Bislang fällt der Begriff des Eye-Trackings nur im Zusammenhang mit Studien von Marktforschungsinstituten oder Universitäten. Doch dies könnte sich aufgrund technischer Fortschritte bei der Kameratechnik und der dazugehörigen Software bald ändern. Ob ein Einsatz solcher Kameras in Kaufhäusern oder im Einzelhandel überhaupt möglich ist, soll hier näher beleuchtet werden.

Definition Eye-Tracking

Mit Eye-Tracking bezeichnet man das Aufzeichnen der hauptsächlich aus Fixationen (Punkte, die man genau betrachtet), Sakkaden (schnellen Augenbewegungen) und Regressionen bestehenden Blickbewegungen einer Person. Dadurch lassen sich u.a. das Suchverhalten und die Aufmerksamkeitsdauer einer Person ermitteln und lassen sich so Rückschlüsse über weitgehend unbewusste Wahrnehmungs-, Aufmerksamkeits- und Informationsverarbeitungsprozesse ziehen.

Kunden als Probanden

Bislang wird diese Technik hauptsächlich von Marktforschungsinstituten oder für wissenschaftliche Studien eingesetzt, um ein besseres Verständnis für das Verhalten des Kunden in einer jeweiligen Situation zu bekommen. Leider stehen für diese Auswertungen nur eine überschaubare Zahl an Probanden zur Verfügung. Dies könnte sich schlagartig ändern, wenn die Eye-Tracking Technologie salonfähig wird und man während der normalen Öffnungszeiten die Informationen über das Kundenverhalten mit Hilfe von Eye-Tracking-Kameras sammeln und anschließend automatisiert auswerten könnte.

Grün oder rot?

Die Einsatzmöglichkeiten sind nahezu unbegrenzt. Mit Hilfe der Eye-Tracking Technologie könnte zum Beispiel herausgefunden werden, welche Waren der Kunde besonders interessant findet, ob die größere Schrift den Kunden eher zum Kauf bewegt als die kleinere oder ob bestimmte Kleidungsstücke interessanter sind als andere. Es wäre sogar denkbar, dass ausgewertet wird, ob der Kunde grün oder rot besser findet. Kurz gesagt, was im Online-Handel mit Hilfe von Webseiten-Tracking Tools bereits gang und gebe ist, möchte der Einzelhandel auch für sich entdecken.

Rechtliche Einschätzung

Sofern das Bundesdatenschutzgesetz (BDSG) Anwendung findet, ist bei der Verwendung von Videokameras grundsätzlich § 6b BDSG anwendbar. Voraussetzung für die Anwendbarkeit der Vorschrift ist der Einsatz „optisch-elektronischer Einrichtungen“ zur Beobachtung. Mit dem unspezifischen Begriff der Einrichtung hat der Gesetzgeber keine Festlegung im Hinblick auf Größe, Funktionalität oder örtliche Gebundenheit getroffen, sondern eine technikneutrale Formulierung gewählt, die Geräte jeglicher Art und Gestaltung erfasst, soweit diese für Beobachtungen geeignet sind. Somit dürften auch Videokameras hinter Spiegeln oder anderen Oberflächen erfasst sein, solange die Kamera Aufnahmen vornimmt. Dies dürfte auch unabhängig davon sein, ob der Betrachter der Oberfläche die Kamera erkennt oder nicht.

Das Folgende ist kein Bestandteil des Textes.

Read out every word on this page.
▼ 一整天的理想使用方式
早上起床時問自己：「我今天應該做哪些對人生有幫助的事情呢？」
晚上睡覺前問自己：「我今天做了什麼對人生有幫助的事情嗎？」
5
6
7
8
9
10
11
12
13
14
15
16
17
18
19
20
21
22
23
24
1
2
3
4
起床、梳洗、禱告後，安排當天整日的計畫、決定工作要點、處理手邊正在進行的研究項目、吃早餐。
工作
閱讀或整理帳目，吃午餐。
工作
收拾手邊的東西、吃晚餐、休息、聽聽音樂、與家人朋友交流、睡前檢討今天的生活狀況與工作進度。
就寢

Ob das BDSG jedoch anwendbar ist, hängt von einer anderen Frage ab. Die von der Kamera aufgenommen Daten der Kunden müssen personenbezogen sein. Hierzu müssen die Daten einen Rückschluss auf eine Einzelperson zulassen, was der Fall ist, wenn anhand der gesammelten Daten die Person bestimmt werden kann oder bestimmbar ist.

Aufnahme des Gesichts

Wird das Gesicht eines Kunden von der Kamera erfasst und aufgenommen, so handelt es sich um ein personenbezogenes Datum.

Die Art. 29-Datenschutzgruppe stellte bereits 2012 klar, dass ein digitales Foto, welches das Gesicht einer oder mehrerer Personen klar erkennbar enthält, eine Identifizierung dieser Person(en) zulässt und somit als personenbezogenes Datum anzusehen ist. Natürlich sind für die Identifizierbarkeit auch weitere Faktoren, wie die Qualität des Fotos, sowie der Winkel aus dem das Foto geschossen wurde, entscheidend.

Was die Art. 29-Datenschutzgruppe für Fotos festgestellt hat, dürfte für Videoaufzeichnungen ebenfalls gelten, da das Gesicht, bzw. die Gesichtsform, sowie die Gesten einen Rückschluss auf nur eine Person zulassen. Reduziert man jedoch die Qualität des Kamerabildes so dass nur noch Umrisse erkennbar sind, liegt kein personenbezogenes Datum mehr vor.

Reduzierung des Aufnahmebereichs

Nimmt man das zuvor gesagte ernst, so dürfte eine Reduzierung des Aufnahmebereichs auf eine bestimmte Gesichtsregion ebenfalls den Personenbezug und damit die Anwendbarkeit des BDSG entfallen lassen.

Kundenbezug herstellbar dank Kundenkarte

Das BDSG und damit auch §6b BDSG finden jedoch Anwendung, wenn trotz Reduzierung des Aufnahmebereichs die Videoaufzeichnung mit weiteren, den Kunden identifizierbaren, Merkmalen verbunden werden. Wird also die Person vor der Aufnahme durch die Videokamera anhand ihrer Kundenkarte oder anderer Hilfsmittel (RFID/Beacon) als ein bestimmter Kunde identifiziert, ist der Personenbezug wieder hergestellt und für die Datenerhebung und -verarbeitung ein Erlaubnistatbestand notwendig.

Erlaubnistatbestände

Sofern also Videoaufnahmen gefertigt werden, bei denen personenbezogene Daten erhoben werden, kommen §6b Abs. 1 Nr. 3 BDSG sowie die Einwilligung als Erlaubnistatbestände in Betracht.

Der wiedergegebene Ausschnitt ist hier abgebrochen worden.